Début mars, on a le début des grandes manifs s’opposant particulièrement au projet CPE. Le premier ministre reste arcbouté sur son projet. A partir du 20 mars, Sarkozy commence à nuancer son soutient. Il se dit « solidaire tout en étant différent. » Il propose une expérimentation du CPE sur six mois.
Les manifs grossissent : le 28 mars, c’est une marée humaine (plus qu’en 1995, plus qu’en 2003 : cette histoire de CPE est prétexte à manifester son ras-le-bol, et pas qu’un peu !). Villepin continue à faire le matamore mais se dit prêt à discuter sur la période d’essai et le licenciement sans justification. Sarkozy lui savonne la planche en proposant carrément une « suspension » de l’application du CPE, le temps qu’on négocie un compromis. Le MEDEF commence à prendre aussi ses distances. C’est l’ampleur grandissante et exceptionnelle des manifs qui fissure la majorité : comment se sortir de ce guêpier sans avoir l’air de se parjurer ?
Le 31 mars, une fameuse intervention étonnante du président de la République Chirac à la télévision : « J’ai décidé de promulguer cette loi », en ajoutant qu’elle allait être modifiée (promulgué mais donc non appliquée momentanément). Après la manif du 4 avril, le projet CPE est poussé vers la sortie.
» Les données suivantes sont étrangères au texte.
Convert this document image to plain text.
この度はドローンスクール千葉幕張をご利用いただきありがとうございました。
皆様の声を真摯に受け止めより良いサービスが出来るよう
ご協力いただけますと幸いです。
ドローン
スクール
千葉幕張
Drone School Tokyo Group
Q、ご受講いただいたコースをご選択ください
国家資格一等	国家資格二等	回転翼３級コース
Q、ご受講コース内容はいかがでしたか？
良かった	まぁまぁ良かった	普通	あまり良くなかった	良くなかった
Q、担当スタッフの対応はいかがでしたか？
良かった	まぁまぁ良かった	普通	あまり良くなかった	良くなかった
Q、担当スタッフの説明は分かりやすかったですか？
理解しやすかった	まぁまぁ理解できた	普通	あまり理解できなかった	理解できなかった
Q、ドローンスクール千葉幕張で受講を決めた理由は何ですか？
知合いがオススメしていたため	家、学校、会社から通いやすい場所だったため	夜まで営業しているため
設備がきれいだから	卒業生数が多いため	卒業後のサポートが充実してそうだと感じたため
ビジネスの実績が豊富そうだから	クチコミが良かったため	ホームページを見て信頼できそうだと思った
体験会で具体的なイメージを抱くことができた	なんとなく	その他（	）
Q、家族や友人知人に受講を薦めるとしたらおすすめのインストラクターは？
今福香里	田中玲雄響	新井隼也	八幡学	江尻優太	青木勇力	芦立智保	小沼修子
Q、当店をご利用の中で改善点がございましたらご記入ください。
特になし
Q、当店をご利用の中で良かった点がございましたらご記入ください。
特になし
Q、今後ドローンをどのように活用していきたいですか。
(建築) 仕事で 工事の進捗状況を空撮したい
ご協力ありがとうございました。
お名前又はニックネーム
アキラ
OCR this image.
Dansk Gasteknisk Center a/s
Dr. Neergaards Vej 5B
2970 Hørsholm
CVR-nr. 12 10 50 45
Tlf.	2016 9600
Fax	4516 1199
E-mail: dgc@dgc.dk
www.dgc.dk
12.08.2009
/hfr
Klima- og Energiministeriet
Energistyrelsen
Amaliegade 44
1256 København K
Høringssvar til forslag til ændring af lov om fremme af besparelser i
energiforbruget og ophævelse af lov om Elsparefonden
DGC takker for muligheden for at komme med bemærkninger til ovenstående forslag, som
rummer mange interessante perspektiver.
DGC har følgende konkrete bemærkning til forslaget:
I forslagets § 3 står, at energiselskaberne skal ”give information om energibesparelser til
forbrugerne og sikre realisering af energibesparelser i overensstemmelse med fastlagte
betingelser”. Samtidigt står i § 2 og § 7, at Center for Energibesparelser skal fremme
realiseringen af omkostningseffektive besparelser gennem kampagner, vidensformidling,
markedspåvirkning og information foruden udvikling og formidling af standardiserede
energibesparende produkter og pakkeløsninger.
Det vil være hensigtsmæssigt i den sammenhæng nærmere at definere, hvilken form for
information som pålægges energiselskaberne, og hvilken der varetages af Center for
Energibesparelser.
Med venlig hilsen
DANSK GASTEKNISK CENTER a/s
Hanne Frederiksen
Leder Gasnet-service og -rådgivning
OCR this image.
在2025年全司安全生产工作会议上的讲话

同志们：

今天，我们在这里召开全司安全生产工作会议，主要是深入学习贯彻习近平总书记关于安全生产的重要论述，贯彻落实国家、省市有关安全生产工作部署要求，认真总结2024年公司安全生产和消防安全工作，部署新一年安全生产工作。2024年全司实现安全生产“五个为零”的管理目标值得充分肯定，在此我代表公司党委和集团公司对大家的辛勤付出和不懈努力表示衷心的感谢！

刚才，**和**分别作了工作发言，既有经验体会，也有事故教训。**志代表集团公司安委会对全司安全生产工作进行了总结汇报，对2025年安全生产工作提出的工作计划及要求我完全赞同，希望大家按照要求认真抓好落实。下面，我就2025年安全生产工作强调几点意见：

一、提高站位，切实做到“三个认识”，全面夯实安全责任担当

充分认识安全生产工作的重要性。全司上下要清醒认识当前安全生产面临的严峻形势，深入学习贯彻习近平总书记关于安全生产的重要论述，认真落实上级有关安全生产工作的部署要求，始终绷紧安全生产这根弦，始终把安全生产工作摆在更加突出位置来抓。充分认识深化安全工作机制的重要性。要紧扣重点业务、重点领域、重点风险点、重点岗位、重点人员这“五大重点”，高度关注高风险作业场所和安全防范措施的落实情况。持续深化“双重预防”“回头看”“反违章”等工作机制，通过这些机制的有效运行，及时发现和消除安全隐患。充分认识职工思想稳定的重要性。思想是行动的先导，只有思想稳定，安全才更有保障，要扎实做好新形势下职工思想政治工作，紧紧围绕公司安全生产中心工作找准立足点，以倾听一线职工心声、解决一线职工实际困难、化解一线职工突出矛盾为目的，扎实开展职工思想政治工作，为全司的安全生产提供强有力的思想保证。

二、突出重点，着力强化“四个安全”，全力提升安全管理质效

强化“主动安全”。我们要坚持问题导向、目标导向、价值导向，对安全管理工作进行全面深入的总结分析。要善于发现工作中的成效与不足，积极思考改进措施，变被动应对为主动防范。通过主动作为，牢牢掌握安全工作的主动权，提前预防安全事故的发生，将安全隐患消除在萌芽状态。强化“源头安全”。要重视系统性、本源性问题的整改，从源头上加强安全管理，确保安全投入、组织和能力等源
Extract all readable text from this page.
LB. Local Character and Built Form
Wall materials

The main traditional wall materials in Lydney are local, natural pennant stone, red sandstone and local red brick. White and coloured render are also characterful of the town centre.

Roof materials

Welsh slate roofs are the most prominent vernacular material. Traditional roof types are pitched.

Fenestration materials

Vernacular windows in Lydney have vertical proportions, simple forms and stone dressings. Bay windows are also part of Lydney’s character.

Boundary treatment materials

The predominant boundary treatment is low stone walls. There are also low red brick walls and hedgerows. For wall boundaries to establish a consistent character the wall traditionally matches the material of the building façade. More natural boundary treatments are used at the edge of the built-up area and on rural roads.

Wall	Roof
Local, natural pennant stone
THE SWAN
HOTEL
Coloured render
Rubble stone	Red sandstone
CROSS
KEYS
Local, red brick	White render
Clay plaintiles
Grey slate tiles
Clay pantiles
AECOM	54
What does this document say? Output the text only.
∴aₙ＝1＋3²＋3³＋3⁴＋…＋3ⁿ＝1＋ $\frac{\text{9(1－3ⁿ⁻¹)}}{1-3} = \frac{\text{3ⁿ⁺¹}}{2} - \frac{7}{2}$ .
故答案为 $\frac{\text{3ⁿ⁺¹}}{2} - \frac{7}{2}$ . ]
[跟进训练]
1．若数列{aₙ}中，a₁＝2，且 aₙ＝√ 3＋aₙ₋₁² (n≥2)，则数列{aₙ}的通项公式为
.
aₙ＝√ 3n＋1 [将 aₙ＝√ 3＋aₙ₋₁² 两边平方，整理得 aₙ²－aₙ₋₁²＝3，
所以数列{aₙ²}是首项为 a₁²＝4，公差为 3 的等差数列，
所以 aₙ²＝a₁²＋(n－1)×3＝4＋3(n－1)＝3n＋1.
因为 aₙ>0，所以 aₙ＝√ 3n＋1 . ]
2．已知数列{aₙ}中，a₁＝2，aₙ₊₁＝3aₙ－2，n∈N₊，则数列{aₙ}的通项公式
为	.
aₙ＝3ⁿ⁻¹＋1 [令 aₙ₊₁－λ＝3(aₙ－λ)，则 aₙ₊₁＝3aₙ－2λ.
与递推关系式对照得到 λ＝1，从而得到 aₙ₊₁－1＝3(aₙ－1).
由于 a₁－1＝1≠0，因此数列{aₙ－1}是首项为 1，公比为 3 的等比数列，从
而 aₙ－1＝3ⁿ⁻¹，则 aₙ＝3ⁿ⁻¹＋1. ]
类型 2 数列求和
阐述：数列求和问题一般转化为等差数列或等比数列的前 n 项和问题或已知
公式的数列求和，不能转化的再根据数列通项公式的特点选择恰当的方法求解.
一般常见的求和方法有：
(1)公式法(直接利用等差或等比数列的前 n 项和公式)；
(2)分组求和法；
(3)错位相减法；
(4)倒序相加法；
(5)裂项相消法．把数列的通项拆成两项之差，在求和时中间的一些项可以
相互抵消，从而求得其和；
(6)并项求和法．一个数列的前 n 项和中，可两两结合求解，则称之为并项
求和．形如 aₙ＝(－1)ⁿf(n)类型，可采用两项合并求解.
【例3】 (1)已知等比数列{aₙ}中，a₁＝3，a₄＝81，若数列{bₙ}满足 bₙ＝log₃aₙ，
Le 10 avril, Chirac annonce que l’article de la loi sur l’égalité des chances, concernant le CPE, sera « remplacé par un dispositif en faveur de l’insertion professionnelle des jeunes en difficulté ». The end.
Que Sarkozy y ait trouvé un moyen de plomber la future candidature possible de Villepin, c’est évident ; mais surtout, il ne voulait pas plomber ses chances à lui (et c’était plus aux militants UMP qu’il s’adressait, pour qu’il soit considéré comme le meilleur candidat). Qu’il dise au leader étudiant qu’il soutient sa lutte contre le CPE, qu’il fasse une petite valse-hésitation à partir du 20 mars pour se faire mousser, ça n’illustre qu’une chose : l’ampleur du mouvement (où tous les jeunes s’impliquaient) rendait délicate le maintient du projet CPE, il fallait quitter le navire Villepin. Ce n’est certainement pas un coup de fil de Sarko à Julliard, ni son interview à Paris-Match qui a fait que les manifs ont été encore plus conséquente. C’est bel et bien l’enthousiasme, la pugnacité des lycéens, des étudiants, et des travailleurs qui emboitaient le pas qui va faire plier le gouvernement.